Fermentation will also play a role in the beverage program. Kean said he plans to work closely with the to-be-named beverage director. “I make a lot of shrubs, and I do a lot of foraging. I’ll go forage for autumn berries and I’ll macerate them and ferment them to 1.5-2-percent alcohol,” he said. “You can imagine a wooden shelf of mason jars of our own shrubs and wild ferments being the bases of our cocktails,” many made from locally-foraged ingredients. “When it comes to the wine and beer, our plan is mostly locally-brewed beer. The wine program will constantly change, based on what we’re cooking that week.”
By day, the café will continue.

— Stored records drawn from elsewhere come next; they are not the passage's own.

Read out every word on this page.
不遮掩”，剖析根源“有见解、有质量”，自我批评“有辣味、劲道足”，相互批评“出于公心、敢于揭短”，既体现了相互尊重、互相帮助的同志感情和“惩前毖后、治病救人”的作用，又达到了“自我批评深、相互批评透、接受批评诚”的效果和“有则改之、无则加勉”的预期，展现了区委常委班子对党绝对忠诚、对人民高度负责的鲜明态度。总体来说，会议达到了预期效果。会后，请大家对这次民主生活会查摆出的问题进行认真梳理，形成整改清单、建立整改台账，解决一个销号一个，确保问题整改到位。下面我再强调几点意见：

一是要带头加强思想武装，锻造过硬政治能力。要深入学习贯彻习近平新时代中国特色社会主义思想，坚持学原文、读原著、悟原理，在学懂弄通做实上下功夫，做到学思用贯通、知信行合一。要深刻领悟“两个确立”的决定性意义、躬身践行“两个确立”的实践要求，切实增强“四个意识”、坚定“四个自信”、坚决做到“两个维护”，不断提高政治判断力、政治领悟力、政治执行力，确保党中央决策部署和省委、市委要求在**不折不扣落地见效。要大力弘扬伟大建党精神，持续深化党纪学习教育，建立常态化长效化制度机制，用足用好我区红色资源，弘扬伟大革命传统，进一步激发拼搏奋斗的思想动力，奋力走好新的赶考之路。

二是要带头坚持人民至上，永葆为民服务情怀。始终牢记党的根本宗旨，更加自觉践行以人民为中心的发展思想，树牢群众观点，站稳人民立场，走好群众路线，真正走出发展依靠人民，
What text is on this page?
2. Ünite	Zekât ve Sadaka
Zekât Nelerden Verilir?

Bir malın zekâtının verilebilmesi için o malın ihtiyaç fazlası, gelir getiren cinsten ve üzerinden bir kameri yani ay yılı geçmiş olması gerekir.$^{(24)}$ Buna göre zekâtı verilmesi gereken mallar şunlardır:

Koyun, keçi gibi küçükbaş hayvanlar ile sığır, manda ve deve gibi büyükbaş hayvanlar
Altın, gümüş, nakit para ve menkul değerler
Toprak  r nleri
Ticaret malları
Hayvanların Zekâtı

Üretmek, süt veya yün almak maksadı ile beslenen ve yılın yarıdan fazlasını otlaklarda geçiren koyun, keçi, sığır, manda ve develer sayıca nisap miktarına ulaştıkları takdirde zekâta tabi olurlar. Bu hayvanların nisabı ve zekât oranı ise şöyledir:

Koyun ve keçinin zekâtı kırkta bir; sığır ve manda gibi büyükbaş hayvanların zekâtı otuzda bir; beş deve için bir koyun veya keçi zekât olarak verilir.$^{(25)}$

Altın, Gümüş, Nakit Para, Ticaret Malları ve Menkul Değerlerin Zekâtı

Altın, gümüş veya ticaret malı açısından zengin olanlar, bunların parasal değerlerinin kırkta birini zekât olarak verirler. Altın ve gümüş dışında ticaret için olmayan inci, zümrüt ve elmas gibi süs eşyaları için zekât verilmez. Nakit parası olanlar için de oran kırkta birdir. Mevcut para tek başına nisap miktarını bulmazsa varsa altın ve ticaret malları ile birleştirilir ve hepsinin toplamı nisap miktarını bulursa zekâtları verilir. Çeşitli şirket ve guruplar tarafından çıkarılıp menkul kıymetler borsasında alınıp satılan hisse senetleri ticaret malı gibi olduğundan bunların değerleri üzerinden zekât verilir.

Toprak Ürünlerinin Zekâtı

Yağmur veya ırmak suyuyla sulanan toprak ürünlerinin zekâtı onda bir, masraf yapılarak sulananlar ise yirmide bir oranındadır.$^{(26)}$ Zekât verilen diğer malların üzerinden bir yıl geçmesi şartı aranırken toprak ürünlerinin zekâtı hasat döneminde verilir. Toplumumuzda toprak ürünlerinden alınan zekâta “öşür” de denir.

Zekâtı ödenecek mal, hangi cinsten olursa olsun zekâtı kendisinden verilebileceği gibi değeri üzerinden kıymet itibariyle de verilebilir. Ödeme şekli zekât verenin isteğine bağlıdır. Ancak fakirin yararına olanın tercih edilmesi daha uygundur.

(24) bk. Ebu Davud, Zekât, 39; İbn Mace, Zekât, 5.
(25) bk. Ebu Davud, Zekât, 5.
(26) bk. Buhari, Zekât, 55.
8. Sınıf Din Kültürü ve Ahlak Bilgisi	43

Whether guests want to stop in for morning coffee and a pastry, or hole up on comfortable lounge chairs at Kruta’s handmade, antique chestnut coffee table with a glass of wine and a laptop , ; or have a seasonal dinner, it will all be possible at Brassica.
“We’ve seen something similar in New York, but I haven’t totally seen a place where there’s a seven-course tasting menu next to someone playing a board game and drinking a beer,” Kean said. “It’s taken us [nearly] a year of owning and operating this café to find out what this neighborhood needs. We know what we want to cook and want to do, and now we know what our customer base needs. Our concept is a balance between the two things.”